Note on Photometric Reasoning

Shape $\hat n$, lighting $l$, reflectance $\rho$ affect image appearance $I$. Can we infer them back? $I=\rho<\hat n,l>$

How much does shading and photometric effects tell us about shape, in natural settings.

GBR Degeneracy

Theoretical Analysis

There is ambiguity from geometry. If you have $I,\rho, l$ for a pixel and want to infer $\hat n$. You know $\hat n $ up to a cone around $l$.
What if we know these on a patch?

Assume the shape is a graph, $z(x,y)$. Can we infer the normal / depth map from image?

IJCV 1999 The Bas-Relief Ambiguity.

The Relief appears to be much deeper than they really are, showing that there is ambiguity ($z,z’$ ) from a single view image $I$!

A family of shapes that have the same appearance (and shadow) when you move light accordingly.

Assume a family of transform GBR linear transform parametrized by $\lambda,\mu,\nu$ $z'(x,y)=\lambda z(x,y)+\mu x +\nu y$

\[[x,y,z']=p'=Gp,\ G=\begin{bmatrix}1& 0& 0\\ 0& 1& 0\\ \mu& \nu& \lambda\end{bmatrix}\] \[\hat n'=G^{-T}\hat n\]

Assume $\rho$ is same, then it could be absorbed into $l$ thus if $l’=Gl$, then

$\hat n’\cdot l’=(G^{-T}\hat n)^T\cdot Gl= \hat n’\cdot l$

Shadow

Attached shadow: When the $\hat n$ turns away from light $\hat n\cdot l <0$
Cast shadow: When one part of shape block light to the other part. $p_1\cdot l$

Need some albedo renormalization for exact same intensity. But changing human perception don’t rely on albedo that much, so you may not even need to match that!

Note: the GBR transformation is designed to work for any kind of image / shape. But even with known light and albedo, is there any degeneracy?

Local Shape Amibiguity

Ayan 2010

If it’s a planar surface, then the plane’s amibguity is the same as a single point (cone degeneracy.)
For curved surface, if it’s a quadratic form

\[z(x,y)=a_1 x^2 + a_2 y^2 + a_3 xy + a_4 x + a_5 y\]

Note, this quadratic form could always be diagonalized into $a_3==0$.

Then your surface normal is $n_x = -\partial_x z =\\ n_y = -\partial_y z = \\ I = {l^Tn}$ General Quadratic case: 4 symmetric cases

Flip across major curvature axis for light and curvature.

Cylinder Case: $a_1=0$ or $a_2=0$ one direction is planar, the other is curved

If you know the light direction, then you know the shape.

Sphere Degenerate Case: curvature along 2 directions are the same, $a_1=a_2$.

However, if your lighting direction is aligned with your camera, then it’s still ambiguous in 4 ways.

Note this analysis is done within a quadratic family of surfaces.

Intrinsic Image Decomposition

\[I[n] = \rho[n]f(\hat n [n],L)\\ R[n]*S[n]\]

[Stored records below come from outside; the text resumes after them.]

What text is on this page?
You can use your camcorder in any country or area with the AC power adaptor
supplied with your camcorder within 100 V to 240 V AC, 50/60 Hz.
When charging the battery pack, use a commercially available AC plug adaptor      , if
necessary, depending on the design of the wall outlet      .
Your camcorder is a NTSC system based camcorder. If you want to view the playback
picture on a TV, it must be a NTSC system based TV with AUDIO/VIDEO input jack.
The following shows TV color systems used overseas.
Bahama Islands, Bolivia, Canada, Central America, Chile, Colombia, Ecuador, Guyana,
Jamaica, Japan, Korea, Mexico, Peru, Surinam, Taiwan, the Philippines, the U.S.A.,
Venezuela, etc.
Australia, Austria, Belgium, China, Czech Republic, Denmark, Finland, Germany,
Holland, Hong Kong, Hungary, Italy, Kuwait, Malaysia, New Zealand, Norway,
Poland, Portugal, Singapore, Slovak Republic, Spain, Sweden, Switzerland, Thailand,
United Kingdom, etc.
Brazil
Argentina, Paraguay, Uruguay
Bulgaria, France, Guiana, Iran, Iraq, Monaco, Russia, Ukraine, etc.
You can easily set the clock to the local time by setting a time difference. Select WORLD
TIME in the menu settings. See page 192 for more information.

Kind of decomposing pixel intensity into reflectance times shading.

Usage:

Note, the decomposition can help recognition, and segmentation
Useful for photo editting, only change one part of the vairable

Note, it’s hypothesized human performs intrinsic image decomposition, so we could perceive Adelson’s illusion, because we are perceiving the intrinsic property instead of pixel value.

Retinex

Assumption:

The change of reflectance and shading don’t happen simultaneously!

\[I= R\cdot S\\ \log I = \log R + \log S\\ either \nabla \log I=\nabla \log R\; or\; \nabla \log I=\nabla \log R\]

Reflectance is usually piecewise constant with sharp boundary! So it has larger gradient. We can set a threshold for it.

So the algorithm is super simple.

Compute gradient for image
Classify gradient based on amplitude, copy large gradient to $R$, small gradient to $S$

This method is very simple, but the philosophy is that naturally graident in $R$ and $S$ are different, So you can classify an observed gradient into one or the other based on the statistics of the gradient!

SIRPS

Note intrinsic image decomposition appears to be irrelavent to shape, but shading is generated from shape. So a prior on shading per se is ill posed, but prior on shape + lighting seems less ill posed.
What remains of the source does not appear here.